I am trying to solve problem as follows: \begin{equation} \begin{split} &\mathop{min} \limits_{\textbf{x}_1...\textbf{x}_k} \ \frac{1}{2}\textbf{x}_1^T\textbf{Q}_1\textbf{x}_1+\textbf{q}_1^T\textbf{x}_1+...+\frac{1}{2}\textbf{x}_k^T\textbf{Q}_k\textbf{x}_k+\textbf{q}_k^T\textbf{x}_k \\ &s.t. \textbf{A}_i\textbf{x}_i \le \textbf{b}_i \end{split},\ \ (1) \end{equation} where $\textbf{x}_i \in \mathbb{R}^n,\textbf{Q}_i \in \mathbb{R}^{n \times n}$ is diagonal and positive definite matrix, $\textbf{A}_i \in \mathbb{R}^{m \times n}$ is sparse matrix.

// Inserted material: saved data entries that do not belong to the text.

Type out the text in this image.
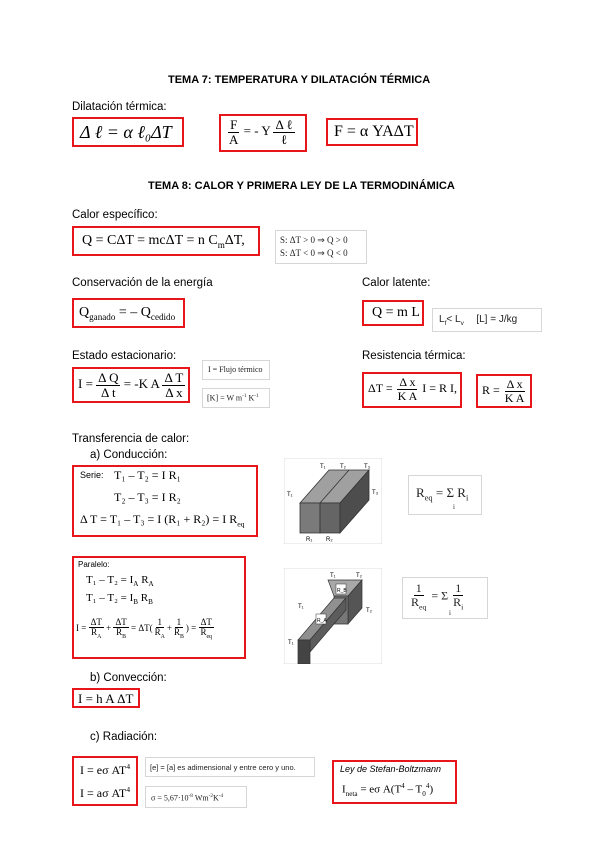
TEMA 7: TEMPERATURA Y DILATACIÓN TÉRMICA
Dilatación térmica:
Δ ℓ = α ℓ₀ΔT	$\frac{F}{A}$ = - Y $\frac{\text{Δ ℓ}}{\text{ℓ}}$	F = α YAΔT
TEMA 8: CALOR Y PRIMERA LEY DE LA TERMODINÁMICA
Calor específico:
Q = CΔT = mcΔT = n $C_m\Delta T$,	S: ΔT > 0 ⇒ Q > 0
S: ΔT < 0 ⇒ Q < 0
Conservación de la energía
$Q_{ganado}$ = – $Q_{cedido}$
Calor latente:
Q = m L	$L_f< L_v$ [L] = J/kg
Estado estacionario:
$I = \frac{\text{Δ Q}}{\text{Δ t}} = -K$ A $\frac{\text{Δ T}}{\text{Δ x}}$
I = Flujo térmico
[K] = W $m^{-1}$ $K^{-1}$
Resistencia térmica:
$\Delta T = \frac{\text{Δ x}}{\text{K A}}$ I = R I,	$R = \frac{\text{Δ x}}{\text{K A}}$
Transferencia de calor:
a) Conducción:
Serie: T₁ – T₂ = I R₁
T₂ – T₃ = I R₂
Δ T = T₁ – T₃ = I (R₁ + R₂) = I $R_{eq}$
T₁ T₂	T₃
T₁	T₃
R₁ R₂
$R_{eq} = \Sigma$ $R_i$
i
Paralelo:
$T_1 - T_2 = I_A$ $R_A$
$T_1 - T_2 = I_B$ $R_B$
$I = \frac{\Delta T}{R_A} + \frac{\Delta T}{R_B} = \Delta T( \frac{1}{R_A} + \frac{1}{R_B}$ ) = $\frac{\Delta T}{R_{eq}}$
T₁	T₂
R_B
R_A
T₁
T₂
T₁
$\frac{1}{R_{eq}} = \Sigma \frac{1}{R_i}$
i
b) Convección:
I = h A ΔT
c) Radiación:
I = eσ $AT^4$
I = aσ $AT^4$
[e] = [a] es adimensional y entre cero y uno.
$\sigma = 5,67\cdot 10^{-8}$ $Wm^{-2}K^{-4}$
Ley de Stefan-Boltzmann
$I_{neta} = e\sigma$ $A(T^4 - T_0^4)$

Problem (1) can be also rewritten as follows:
\begin{equation} \begin{split} &\mathop{min} \limits_{\textbf{x}_1...\textbf{x}_k} \ \frac{1}{2}\begin{bmatrix} \textbf{x}_1^T ... \textbf{x}_k^T\end{bmatrix} \begin{bmatrix} \textbf{Q}_1 & & \\ & ... & \\ & & \textbf{Q}_k \end{bmatrix} \begin{bmatrix} \textbf{x}_1\\ ...\\ \textbf{x}_k\end{bmatrix} + \begin{bmatrix} \textbf{q}_1^T ... \textbf{q}_k^T\end{bmatrix}\begin{bmatrix} \textbf{x}_1\\ ...\\ \textbf{x}_k\end{bmatrix}\\ &s.t. \begin{bmatrix} \textbf{A}_1 & & \\ & ... & \\ & & \textbf{A}_k \end{bmatrix}\begin{bmatrix} \textbf{x}_1\\ ...\\ \textbf{x}_k\end{bmatrix} \le \begin{bmatrix} \textbf{b}_1\\ ...\\ \textbf{b}_k\end{bmatrix} \end{split}.\ \ (2) \end{equation}
Since matrices in problem (2) are too large, and saving them usually leads to problem of out of memory, then I tend to solve k sub-problems as follows: \begin{equation} \begin{split} &\mathop{min} \limits_{\textbf{x}_i} \ \frac{1}{2}\textbf{x}_i^T\textbf{Q}_i\textbf{x}_i+\textbf{q}_i^T\textbf{x}_i \\ &s.t. \textbf{A}_i\textbf{x}_i \le \textbf{b}_i \end{split},\ \ (3) \end{equation} problem (3) can be solved by Augmented Lagrangian Method, whose algorithm can be roughly described as repreating the following three steps until convergence.
1.$\textbf{x}_i^{k+1}=\mathop{argmin} \limits_{\textbf{x}_i} \ L_{C_i}(\textbf{x}_i, \lambda_i)$
2.update $\lambda_i$
3.update $C_i$
However, for each sub-problem, if newton method is applied in step1 ($\textbf{x}_i^{k+1}=\mathop{argmin} \limits_{\textbf{x}_i} \ L_{C_i}(\textbf{x}_i, \lambda_i)$), in each iteration, it takes $O(n^3)$ to calculate the inverse of $L_c$'s Hessian matrix ($\textbf{Q}_i+C_i\textbf{A}_i^T\textbf{D}_i\textbf{A}_i$, where $\textbf{D}_i$ is a diagonal matrix). Therefore, solving problem (1) is very time consuming.
I guess problem (1) is frequently seen, and is there a faster way to solve it? Any help is appreciated.